NASA’s Saturn-orbiting spacecraft, Cassini called in after surviving it’s first major plunge in the gas filled planet’s rings. The robotic probe spacecraft has been orbiting the planet for 13 years and on 27th of April, 2017 it finally found a narrow gap between the planet and it’s closest ring.
Cassini spacecraft does the unthinkable: gets very close to Saturn in it’s dying days
Cassini came as close as 1900 miles from the top of Saturn’s topmost clouds and 200 miles from the innermost rings.
The spacecraft has about 21 close encounters remaining to learn about how Saturn’s rings were formed and what the planet comprises of.
It will conduct it’s final dive on Sept 15 when it will be destroyed by the planet’s high atmospheric pressure. The fatal dive is a conscious choice by the scientists because the spacecraft is out of fuel and after that it won’t be of any use.
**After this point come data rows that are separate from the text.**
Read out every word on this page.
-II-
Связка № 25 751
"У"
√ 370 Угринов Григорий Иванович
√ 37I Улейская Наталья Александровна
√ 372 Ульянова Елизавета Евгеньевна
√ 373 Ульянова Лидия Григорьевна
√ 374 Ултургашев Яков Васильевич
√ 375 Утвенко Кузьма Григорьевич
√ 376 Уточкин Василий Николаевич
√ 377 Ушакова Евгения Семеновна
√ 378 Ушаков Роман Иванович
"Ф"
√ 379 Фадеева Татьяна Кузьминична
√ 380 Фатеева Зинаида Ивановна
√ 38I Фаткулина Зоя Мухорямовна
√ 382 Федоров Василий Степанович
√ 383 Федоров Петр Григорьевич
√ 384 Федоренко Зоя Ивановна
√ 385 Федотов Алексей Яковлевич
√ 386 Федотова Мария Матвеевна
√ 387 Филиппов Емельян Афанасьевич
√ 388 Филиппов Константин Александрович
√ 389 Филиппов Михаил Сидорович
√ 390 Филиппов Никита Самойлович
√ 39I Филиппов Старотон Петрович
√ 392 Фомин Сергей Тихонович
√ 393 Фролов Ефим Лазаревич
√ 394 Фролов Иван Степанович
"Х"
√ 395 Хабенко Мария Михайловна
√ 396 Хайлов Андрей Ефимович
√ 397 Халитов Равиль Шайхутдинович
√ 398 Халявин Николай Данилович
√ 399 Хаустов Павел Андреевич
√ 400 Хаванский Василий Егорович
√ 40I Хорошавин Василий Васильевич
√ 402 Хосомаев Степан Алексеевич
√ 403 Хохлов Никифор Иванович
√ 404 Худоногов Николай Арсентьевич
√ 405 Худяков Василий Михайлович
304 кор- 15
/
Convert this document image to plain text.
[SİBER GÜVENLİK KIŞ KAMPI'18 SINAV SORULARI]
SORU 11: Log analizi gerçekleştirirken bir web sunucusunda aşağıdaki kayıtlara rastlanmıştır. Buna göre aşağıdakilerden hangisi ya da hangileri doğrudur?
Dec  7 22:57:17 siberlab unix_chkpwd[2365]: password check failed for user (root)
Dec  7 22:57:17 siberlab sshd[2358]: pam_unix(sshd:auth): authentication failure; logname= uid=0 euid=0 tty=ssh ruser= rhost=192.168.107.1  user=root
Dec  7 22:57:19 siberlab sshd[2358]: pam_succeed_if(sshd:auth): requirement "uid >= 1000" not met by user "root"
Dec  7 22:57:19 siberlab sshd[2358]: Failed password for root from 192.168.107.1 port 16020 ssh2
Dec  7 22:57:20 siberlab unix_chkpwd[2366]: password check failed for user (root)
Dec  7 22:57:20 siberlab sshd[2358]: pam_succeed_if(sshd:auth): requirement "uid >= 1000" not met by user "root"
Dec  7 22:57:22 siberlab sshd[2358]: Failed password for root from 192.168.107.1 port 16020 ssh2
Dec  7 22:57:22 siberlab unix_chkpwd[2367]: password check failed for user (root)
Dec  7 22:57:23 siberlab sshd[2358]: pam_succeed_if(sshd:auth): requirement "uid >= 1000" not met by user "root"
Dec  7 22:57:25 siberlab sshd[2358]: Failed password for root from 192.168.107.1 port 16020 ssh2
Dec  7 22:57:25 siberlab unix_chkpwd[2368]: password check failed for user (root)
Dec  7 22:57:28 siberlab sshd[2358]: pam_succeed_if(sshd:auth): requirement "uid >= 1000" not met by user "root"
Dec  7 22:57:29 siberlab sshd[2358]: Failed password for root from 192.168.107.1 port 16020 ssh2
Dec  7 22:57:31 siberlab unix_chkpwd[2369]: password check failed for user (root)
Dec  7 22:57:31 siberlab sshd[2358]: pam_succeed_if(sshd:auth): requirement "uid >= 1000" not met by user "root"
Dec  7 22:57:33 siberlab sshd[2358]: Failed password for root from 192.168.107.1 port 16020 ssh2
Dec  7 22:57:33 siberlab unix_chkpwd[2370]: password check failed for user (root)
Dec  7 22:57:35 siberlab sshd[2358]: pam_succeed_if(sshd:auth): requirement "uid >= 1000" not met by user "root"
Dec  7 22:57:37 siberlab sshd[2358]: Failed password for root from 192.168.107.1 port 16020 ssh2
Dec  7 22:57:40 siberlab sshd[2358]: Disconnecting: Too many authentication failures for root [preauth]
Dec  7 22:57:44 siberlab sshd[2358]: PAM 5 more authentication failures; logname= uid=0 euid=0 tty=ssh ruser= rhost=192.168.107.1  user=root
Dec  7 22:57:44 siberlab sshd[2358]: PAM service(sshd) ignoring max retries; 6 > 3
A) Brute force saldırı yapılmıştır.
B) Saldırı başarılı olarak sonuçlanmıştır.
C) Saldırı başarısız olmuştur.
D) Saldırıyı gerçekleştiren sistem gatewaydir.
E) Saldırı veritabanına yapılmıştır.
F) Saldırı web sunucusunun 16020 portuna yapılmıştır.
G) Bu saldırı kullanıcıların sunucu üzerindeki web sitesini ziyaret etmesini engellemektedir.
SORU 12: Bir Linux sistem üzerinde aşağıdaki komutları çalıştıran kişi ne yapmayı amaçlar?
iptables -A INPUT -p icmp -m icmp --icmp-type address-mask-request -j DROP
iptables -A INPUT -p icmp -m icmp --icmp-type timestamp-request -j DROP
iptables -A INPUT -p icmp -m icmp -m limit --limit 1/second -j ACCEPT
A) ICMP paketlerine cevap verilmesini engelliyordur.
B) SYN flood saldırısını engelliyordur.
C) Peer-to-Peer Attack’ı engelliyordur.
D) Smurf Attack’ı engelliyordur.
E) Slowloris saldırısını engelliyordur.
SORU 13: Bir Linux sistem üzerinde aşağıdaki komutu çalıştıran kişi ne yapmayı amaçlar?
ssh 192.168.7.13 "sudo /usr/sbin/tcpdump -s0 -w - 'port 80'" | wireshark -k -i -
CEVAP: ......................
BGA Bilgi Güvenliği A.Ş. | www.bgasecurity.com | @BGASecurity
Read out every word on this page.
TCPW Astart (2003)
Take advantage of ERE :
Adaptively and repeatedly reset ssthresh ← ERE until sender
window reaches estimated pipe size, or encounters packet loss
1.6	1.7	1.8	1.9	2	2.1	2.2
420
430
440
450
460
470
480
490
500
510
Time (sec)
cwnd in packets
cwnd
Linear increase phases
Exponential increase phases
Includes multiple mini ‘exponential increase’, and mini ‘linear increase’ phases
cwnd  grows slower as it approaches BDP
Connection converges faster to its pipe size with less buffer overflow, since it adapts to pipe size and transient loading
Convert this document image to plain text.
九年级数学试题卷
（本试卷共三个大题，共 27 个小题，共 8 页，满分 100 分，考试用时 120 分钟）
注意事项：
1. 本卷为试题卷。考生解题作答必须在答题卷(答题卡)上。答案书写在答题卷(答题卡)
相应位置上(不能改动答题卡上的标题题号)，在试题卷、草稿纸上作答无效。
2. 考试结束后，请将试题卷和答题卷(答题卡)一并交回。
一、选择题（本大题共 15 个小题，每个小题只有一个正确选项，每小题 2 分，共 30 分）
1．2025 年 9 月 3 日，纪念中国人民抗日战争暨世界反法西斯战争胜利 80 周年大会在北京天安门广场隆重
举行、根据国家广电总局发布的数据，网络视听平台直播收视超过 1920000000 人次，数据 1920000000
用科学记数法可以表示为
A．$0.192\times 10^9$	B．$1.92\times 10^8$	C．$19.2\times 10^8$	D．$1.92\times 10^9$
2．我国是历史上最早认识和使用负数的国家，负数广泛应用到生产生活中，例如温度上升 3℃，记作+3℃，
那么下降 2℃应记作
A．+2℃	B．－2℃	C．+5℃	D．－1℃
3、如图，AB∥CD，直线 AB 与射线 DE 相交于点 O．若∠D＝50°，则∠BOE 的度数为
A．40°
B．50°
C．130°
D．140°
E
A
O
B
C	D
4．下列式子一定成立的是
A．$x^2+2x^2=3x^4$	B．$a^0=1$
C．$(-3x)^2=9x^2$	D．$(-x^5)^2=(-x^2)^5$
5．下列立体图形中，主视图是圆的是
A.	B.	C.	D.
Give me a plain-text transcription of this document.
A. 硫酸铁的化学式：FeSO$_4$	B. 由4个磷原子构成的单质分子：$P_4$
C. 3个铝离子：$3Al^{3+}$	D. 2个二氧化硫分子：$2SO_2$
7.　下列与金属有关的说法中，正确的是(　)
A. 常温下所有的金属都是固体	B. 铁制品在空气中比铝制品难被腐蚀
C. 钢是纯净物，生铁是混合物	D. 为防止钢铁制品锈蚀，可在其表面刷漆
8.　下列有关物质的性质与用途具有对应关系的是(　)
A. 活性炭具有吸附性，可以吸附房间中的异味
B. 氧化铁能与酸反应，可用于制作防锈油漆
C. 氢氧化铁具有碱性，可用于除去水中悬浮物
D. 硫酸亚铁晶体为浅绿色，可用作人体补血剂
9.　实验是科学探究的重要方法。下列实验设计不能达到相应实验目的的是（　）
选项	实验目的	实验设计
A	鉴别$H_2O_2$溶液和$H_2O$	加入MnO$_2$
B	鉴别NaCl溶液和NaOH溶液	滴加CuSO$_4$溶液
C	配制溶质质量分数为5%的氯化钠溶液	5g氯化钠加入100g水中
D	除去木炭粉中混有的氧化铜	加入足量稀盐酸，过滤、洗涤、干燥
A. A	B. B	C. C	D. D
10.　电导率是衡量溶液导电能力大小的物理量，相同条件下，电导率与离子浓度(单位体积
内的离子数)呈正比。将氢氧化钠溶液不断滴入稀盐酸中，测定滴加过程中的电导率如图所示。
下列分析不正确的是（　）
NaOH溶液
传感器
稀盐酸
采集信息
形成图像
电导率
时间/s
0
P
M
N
Cassini was initially considered as an ambitious attempt by NASA and the ESA to learn about Saturn. Since it is a robotic mission, it costs much less than sending humans. The robots take a lot of money to design, develop and send, but the cost of training people is higher. Besides robots are capable of performing right risky tasks as well, and with perfection. Robots are believed to be the reason for the success of the Cassini.